Il Melanoma: riconoscerlo con la regola ABCDE
Il melanoma è il tumore della pelle più pericoloso e colpisce anche in giovane età. Oggi è la terza neoplasia più frequente prima dei 50 anni.
Negli ultimi vent’anni i casi sono più che raddoppiati. In Italia si è passati da 6.000 nuove diagnosi nel 2004 a oltre 15.000 nel 2024.
Tuttavia, la diagnosi precoce resta l’arma più efficace: se individuato in tempo, il melanoma può essere curato con un semplice intervento chirurgico.
Melanoma: nasce spesso da un nuovo neo
Il segnale più importante è la comparsa di un nuovo neo. In 3 casi su 4, infatti, il melanoma nasce su pelle sana.

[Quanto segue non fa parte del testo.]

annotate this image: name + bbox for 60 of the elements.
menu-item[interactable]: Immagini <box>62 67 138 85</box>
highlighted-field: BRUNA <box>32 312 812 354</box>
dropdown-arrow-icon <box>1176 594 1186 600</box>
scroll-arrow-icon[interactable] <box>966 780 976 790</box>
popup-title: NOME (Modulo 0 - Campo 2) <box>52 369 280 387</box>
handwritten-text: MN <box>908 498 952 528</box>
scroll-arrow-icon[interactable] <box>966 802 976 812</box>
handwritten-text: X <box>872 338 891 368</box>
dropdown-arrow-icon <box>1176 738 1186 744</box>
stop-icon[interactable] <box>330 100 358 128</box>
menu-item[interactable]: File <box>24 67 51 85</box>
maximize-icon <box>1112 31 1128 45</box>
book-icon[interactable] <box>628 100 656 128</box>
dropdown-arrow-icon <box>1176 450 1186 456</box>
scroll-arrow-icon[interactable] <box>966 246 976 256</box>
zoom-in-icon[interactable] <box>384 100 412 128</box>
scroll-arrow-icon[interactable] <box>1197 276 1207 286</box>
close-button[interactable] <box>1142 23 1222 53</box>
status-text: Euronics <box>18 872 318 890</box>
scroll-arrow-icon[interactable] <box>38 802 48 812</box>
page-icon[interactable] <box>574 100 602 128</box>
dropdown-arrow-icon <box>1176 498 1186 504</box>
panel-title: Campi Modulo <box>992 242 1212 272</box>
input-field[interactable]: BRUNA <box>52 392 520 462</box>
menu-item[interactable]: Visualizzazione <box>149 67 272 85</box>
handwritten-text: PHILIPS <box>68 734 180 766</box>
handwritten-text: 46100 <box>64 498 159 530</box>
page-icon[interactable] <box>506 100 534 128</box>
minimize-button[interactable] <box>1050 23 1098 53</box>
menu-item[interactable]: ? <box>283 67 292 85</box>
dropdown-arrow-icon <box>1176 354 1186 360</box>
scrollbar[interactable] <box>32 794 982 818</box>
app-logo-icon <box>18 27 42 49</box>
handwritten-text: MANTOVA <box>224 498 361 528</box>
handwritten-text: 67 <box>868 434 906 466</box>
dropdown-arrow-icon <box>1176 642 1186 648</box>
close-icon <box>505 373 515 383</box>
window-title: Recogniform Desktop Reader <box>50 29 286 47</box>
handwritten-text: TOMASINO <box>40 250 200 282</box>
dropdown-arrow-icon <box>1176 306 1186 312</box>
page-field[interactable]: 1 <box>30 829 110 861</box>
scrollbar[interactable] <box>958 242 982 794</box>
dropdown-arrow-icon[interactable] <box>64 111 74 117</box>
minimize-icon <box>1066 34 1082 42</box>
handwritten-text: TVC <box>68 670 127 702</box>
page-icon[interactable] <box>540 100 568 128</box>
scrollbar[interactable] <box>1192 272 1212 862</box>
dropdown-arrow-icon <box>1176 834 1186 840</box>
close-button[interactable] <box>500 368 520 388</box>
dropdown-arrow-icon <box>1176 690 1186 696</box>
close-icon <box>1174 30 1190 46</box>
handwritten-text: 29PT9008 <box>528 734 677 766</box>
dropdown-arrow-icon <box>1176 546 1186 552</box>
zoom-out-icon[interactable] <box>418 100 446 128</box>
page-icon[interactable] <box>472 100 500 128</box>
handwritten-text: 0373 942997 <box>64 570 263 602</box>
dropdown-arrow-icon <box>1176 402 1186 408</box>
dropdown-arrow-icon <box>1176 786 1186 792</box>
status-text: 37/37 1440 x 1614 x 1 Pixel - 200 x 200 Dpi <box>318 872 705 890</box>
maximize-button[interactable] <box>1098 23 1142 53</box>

Uno studio pubblicato sul Journal of the American Academy of Dermatology ha mostrato che il 70% dei melanomi nasce come nuova lesione.
Solo un terzo si sviluppa da nei preesistenti, che risultano mediamente meno aggressivi. Per questo motivo occorre osservare attentamente ogni cambiamento della pelle.
Metodo ABCDE: come riconoscere un melanoma
Per non sbagliare, esiste una regola semplice: il metodo ABCDE. A come Asimmetria, B come Bordi irregolari, C come Colore disomogeneo.
Segue D come Diametro superiore ai 6 millimetri ed E come Evoluzione, cioè qualsiasi variazione nel tempo. Se cambia qualcosa, serve subito una visita dermatologica.
Meglio ancora controllarsi in coppia, per osservare zone difficili da vedere. Anche i cosiddetti “brutti anatroccoli”, cioè nei diversi dagli altri, vanno segnalati.
Cause e aree più a rischio
Le sedi più comuni sono gambe nelle donne e tronco negli uomini, ma può comparire anche su mani, piedi, cuoio capelluto, bocca o occhi.
A rischio maggiore sono le persone con pelle chiara, occhi chiari, capelli biondi o rossi, numerosi nei o lentiggini.
La principale causa resta l’esposizione ai raggi ultravioletti, naturali o artificiali. Lampade e lettini abbronzanti sono classificati cancerogeni e vietati ai minori.
Prevenzione e diagnosi precoce
Serve uno screening annuale, soprattutto per i soggetti a rischio. Scoprire il melanoma in fase iniziale consente di guarire nel 90% dei casi.
Guardarsi la pelle, insomma, può davvero salvare la vita. Un semplice controllo regolare può proteggere la salute e ridurre i costi per il Servizio sanitario.